Galanwe · on June 19, 2022

> once I've made an S3 endpoint in my VPC, it can be used to access any bucket. So... it seems like it could be used just as easily to exfiltrate data?

On the contrary, and that is one of the strong points of using VPC endpoints. You can whitelister the buckets that are accessible through the endpoints, which means it is in fact the only way to prevent data exfiltration.

barefeg · on June 19, 2022

Is it possible to do this in EKS?

calgoo · on June 19, 2022

There is a aws doc on their page somewhere where they explain how to setup eks on private vpc subnets and using the endpoints to to access the needed aws services.

Edit, link: https://docs.aws.amazon.com/eks/latest/userguide/private-clu...

abofh · on June 19, 2022

Strictly speaking yes, but there are limitations depending on what you do - you can't, for example, do route53 or ACM API's via private link (private-CA does, but not the general purpose CA) - so things like external-dns and the ACK ALB+Certificate configuration can't work via auto discovery without NAT or being on a public instance.
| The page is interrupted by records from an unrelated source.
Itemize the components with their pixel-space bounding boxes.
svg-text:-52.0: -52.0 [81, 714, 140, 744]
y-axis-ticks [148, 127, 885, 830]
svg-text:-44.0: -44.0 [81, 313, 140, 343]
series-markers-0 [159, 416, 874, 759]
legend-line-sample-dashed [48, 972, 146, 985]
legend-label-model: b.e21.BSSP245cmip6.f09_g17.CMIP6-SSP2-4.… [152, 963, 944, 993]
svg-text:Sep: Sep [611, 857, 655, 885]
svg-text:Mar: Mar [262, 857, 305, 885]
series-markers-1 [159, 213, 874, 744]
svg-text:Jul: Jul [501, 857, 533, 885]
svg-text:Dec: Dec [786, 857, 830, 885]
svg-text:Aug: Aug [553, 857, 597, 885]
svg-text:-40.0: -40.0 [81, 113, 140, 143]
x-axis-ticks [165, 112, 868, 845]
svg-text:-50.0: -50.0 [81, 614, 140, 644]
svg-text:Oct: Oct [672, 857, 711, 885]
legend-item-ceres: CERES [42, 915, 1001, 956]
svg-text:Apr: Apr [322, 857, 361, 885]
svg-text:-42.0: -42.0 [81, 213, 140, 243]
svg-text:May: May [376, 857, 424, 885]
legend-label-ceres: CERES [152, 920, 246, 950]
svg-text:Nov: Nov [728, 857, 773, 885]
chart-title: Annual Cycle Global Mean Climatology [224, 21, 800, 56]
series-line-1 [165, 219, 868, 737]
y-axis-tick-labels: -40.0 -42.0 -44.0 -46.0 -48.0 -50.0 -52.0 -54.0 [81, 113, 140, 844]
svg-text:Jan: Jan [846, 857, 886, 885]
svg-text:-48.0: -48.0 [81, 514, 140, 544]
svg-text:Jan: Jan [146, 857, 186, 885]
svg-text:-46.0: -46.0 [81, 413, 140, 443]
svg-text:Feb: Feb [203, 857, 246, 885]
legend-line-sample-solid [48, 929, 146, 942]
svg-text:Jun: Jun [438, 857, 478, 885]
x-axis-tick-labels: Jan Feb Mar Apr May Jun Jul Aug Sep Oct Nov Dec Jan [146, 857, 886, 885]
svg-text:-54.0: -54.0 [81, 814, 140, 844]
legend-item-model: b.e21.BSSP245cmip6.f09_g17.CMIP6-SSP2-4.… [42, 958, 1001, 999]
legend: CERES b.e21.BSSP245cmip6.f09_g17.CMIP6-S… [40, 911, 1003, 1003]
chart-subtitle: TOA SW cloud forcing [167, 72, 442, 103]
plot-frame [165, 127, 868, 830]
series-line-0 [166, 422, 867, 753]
But EKS by itself, you can absolutely do with private subnets and private link API's.

x3n0ph3n3 · on June 19, 2022

VPC Endpoints are not free, and if you use enough different AWS services, the cost starts to really go up.
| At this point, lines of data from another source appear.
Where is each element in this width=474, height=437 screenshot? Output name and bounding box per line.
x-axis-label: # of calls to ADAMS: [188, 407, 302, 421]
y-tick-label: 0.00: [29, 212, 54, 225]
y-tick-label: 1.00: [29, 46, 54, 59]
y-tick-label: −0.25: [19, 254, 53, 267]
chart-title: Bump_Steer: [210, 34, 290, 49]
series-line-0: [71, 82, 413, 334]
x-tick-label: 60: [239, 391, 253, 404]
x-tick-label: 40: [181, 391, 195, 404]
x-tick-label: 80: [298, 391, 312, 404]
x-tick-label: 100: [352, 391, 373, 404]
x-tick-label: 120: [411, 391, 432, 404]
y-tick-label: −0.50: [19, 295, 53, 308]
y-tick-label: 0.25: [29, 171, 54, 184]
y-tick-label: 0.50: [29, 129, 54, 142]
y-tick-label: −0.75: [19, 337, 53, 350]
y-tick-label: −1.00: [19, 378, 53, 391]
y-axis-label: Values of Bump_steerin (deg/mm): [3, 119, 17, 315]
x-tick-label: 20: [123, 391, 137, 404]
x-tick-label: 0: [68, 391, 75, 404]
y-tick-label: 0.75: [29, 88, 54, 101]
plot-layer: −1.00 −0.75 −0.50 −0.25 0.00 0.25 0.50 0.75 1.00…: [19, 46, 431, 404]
WatchDog · on June 19, 2022

Misleading title, VPC endpoints aren’t a replacement for NAT gateways. Traffic destined for certain AWS services can be offloaded to a VPC endpoint, when it otherwise may have been routed via your NAT gateway.

However you still need something to do NAT if you are running an ipv4 private network and need to access the internet

nine_k · on June 19, 2022

You may not need a NAT proper if all you expose / do is HTTP requests.

Run a proxy / LB on an instance that has a public IPv4 and a VPC network interface. Don't NAT or route between these networks, just let the proxy listen on the public interface, and contact the backend servers on the private interface.

sigstoat · on June 19, 2022

as you note they’re only available for some services, and sometimes only partially for a service.

check the docs very carefully before getting your hopes up about dropping the bar gateways.